Il lavoro è stato presentato il 18 marzo a Bologna da Assomineraria in collaborazione con Confindustria Emilia-Romagna, alla presenza di istituzioni, rappresentanti delle imprese, sindacati, e stakeholder.

Il RIE ha scelto l’Emilia Romagna per il primo cahier perché si tratta di una regione simbolo della pacifica convivenza dei settori oil&gas e agricoltura-pesca-turismo. È qui che è nata l’industria petrolifera ed è qui che hanno sede le imprese d’eccellenza nella fornitura dei beni e servizi strumentali alle attività upstream. Allo stesso tempo nel contesto emiliano romagnolo esistono antiche e radicate tradizioni pescherecce, si registra una continua crescita delle presenze turistiche e soprattutto si riscontra la maggior concentrazione di produzioni DOP e IGP del nostro paese.
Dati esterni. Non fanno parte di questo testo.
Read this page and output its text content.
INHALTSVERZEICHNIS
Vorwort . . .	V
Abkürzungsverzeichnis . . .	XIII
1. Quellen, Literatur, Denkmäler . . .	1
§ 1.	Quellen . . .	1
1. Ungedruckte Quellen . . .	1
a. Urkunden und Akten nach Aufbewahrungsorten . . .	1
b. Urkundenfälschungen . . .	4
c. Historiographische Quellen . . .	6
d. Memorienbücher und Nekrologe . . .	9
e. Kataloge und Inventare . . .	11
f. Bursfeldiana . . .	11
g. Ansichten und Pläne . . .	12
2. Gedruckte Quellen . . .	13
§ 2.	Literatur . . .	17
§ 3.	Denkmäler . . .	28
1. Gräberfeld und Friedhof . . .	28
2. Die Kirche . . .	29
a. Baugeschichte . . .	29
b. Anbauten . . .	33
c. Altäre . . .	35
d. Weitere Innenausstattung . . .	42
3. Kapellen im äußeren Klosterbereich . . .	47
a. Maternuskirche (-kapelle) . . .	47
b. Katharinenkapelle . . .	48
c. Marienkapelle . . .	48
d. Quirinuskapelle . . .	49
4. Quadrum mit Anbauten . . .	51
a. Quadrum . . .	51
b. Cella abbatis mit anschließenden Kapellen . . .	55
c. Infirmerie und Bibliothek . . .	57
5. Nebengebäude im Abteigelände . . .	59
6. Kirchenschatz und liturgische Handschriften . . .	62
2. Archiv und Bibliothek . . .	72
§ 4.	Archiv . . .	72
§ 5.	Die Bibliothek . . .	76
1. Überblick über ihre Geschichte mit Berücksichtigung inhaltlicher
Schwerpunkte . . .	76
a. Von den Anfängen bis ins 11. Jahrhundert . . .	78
È proprio la “Food Valley” nei dintorni della provincia di Parma a ospitare contemporaneamente giacimenti di idrocarburi e storici produttori agricoli simbolo del Made in Italy. Per il nostro paese l’Emilia Romagna è uno dei fiori all’occhiello del settore agricolo: dopo la Lombardia, infatti, registra l’11% del totale della produzione agricola nazionale.

Il lavoro parte da un amaro confronto tra i dati storici relativi all’attività upstream in Emilia Romagna e quelli registrati nell’ultimo ventennio: rispetto al primato della regione per il più alto numero di pozzi perforati – 857 nel periodo compreso tra il 1960 e il 2012 sul totale italiano di 3.440 – e la maggiore quantità di concessioni sul territorio – 37 su un totale nazionale di 133 – nel 2013 si registra un livello produttivo 9 volte più basso dei picchi degli anni Ottanta. Nonostante questo calo la regione copre circa il 25% del totale degli idrocarburi prodotti su scala nazionale, che arriva al 48% se si considera solo il gas.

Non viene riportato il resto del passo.